How would my hospital status affect the way Medicare covers my care in a skilled nursing facility (SNF)?

Medicare will only cover care you get in a SNF if you first have a “qualifying inpatient hospital stay.” 


A qualifying inpatient hospital stay means you’ve been a hospital inpatient (you were formally admitted to the hospital after your physician writes an inpatient admission order) for at least three days in a row (counting the day you were admitted as an inpatient, but not counting the day of your discharge).


If you don’t have a three-day inpatient hospital stay and you need care after your discharge from a hospital, ask if you can get care in other settings (like home healthcare) or if any other programs (like Medicaid or Veterans’ benefits) can cover your SNF care. Always ask your physician or case manager if Medicare will cover your SNF stay. 


How would hospital observation services affect my SNF coverage?

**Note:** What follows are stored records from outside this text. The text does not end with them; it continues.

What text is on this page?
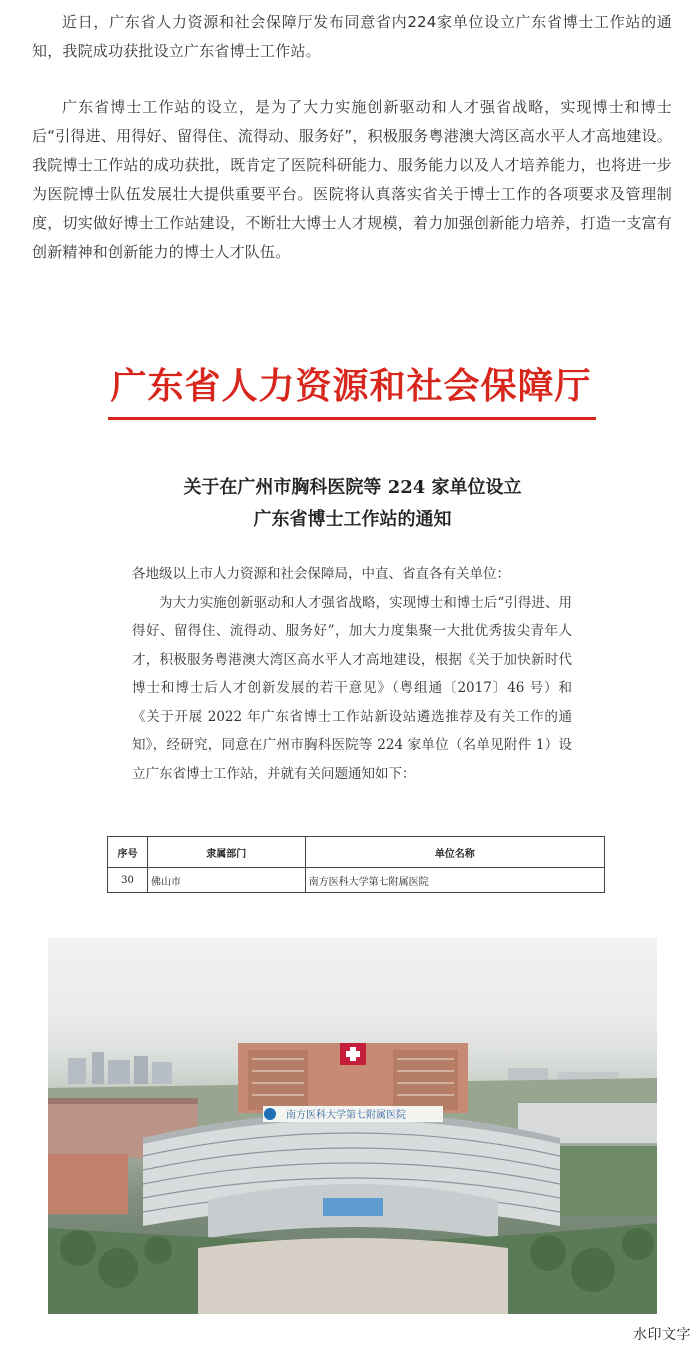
近日，广东省人力资源和社会保障厅发布同意省内224家单位设立广东省博士工作站的通知，我院成功获批设立广东省博士工作站。

广东省博士工作站的设立，是为了大力实施创新驱动和人才强省战略，实现博士和博士后“引得进、用得好、留得住、流得动、服务好”，积极服务粤港澳大湾区高水平人才高地建设。我院博士工作站的成功获批，既肯定了医院科研能力、服务能力以及人才培养能力，也将进一步为医院博士队伍发展壮大提供重要平台。医院将认真落实省关于博士工作的各项要求及管理制度，切实做好博士工作站建设，不断壮大博士人才规模，着力加强创新能力培养，打造一支富有创新精神和创新能力的博士人才队伍。

广东省人力资源和社会保障厅
关于在广州市胸科医院等 224 家单位设立
广东省博士工作站的通知

各地级以上市人力资源和社会保障局，中直、省直各有关单位：

为大力实施创新驱动和人才强省战略，实现博士和博士后“引得进、用得好、留得住、流得动、服务好”，加大力度集聚一大批优秀拔尖青年人才，积极服务粤港澳大湾区高水平人才高地建设，根据《关于加快新时代博士和博士后人才创新发展的若干意见》（粤组通〔2017〕46 号）和《关于开展 2022 年广东省博士工作站新设站遴选推荐及有关工作的通知》，经研究，同意在广州市胸科医院等 224 家单位（名单见附件 1）设立广东省博士工作站，并就有关问题通知如下：

序号	隶属部门	单位名称
30	佛山市	南方医科大学第七附属医院
南方医科大学第七附属医院
水印文字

Your physician may order “observation services” to help decide whether you need to be admitted to a hospital as an inpatient or can be discharged. During the time you’re getting observation services in a hospital, you’re considered an outpatient. This means you can’t count this time toward the three-day inpatient hospital stay needed for Medicare to cover your SNF stay. 


For more information about how Medicare covers care in a SNF, visit Medicare.gov/publications to view the booklet “Medicare Coverage of Skilled Nursing Facility Care.” 


Remember: Any days you spend in a hospital as an outpatient (before you’re formally admitted as an inpatient based on the physician's order) aren’t counted as inpatient days. An inpatient stay begins on the day you’re formally admitted to a hospital with a physician's order. That’s your first inpatient day. The day of discharge doesn’t count as an inpatient day. 


What kinds of conditions usually require observation care?

Observation services are typically ordered for conditions that can be treated in 48 hours or less, or when the cause for your symptoms has not yet been determined. Some examples are nausea, vomiting, weakness, stomach pain, headache, kidney stones, fever, some breathing problems, and some types of chest pain.


How long can a patient remain in observation?

Typically, a decision is made within 48 hours.


What if my physician decides that my condition requires acute inpatient admission?

Your physician must write an order to convert your observation status to an inpatient admission. This decision must be in agreement with the guidelines established by Medicare for medically necessary hospital care, and there must be an expectation that acute hospital care will be required beyond two or more midnights.


Can I be placed under observation after undergoing an outpatient surgical procedure?

Medicare allows for four to six hours as a recovery period for an outpatient procedure. The intent of outpatient surgery is that you have your surgery and go home the same day. However, if you experience a postoperative complication, your physician may decide to keep you in the hospital under observation for further monitoring that may extend overnight.


What if I desire to spend the night after my outpatient surgery? Will Medicare cover this?

No, Medicare will only pay if there is a medical condition that warrants postoperative monitoring. If you were to stay over for patient/family convenience, it would be subject to bed availability, and you would be fully responsible for payment.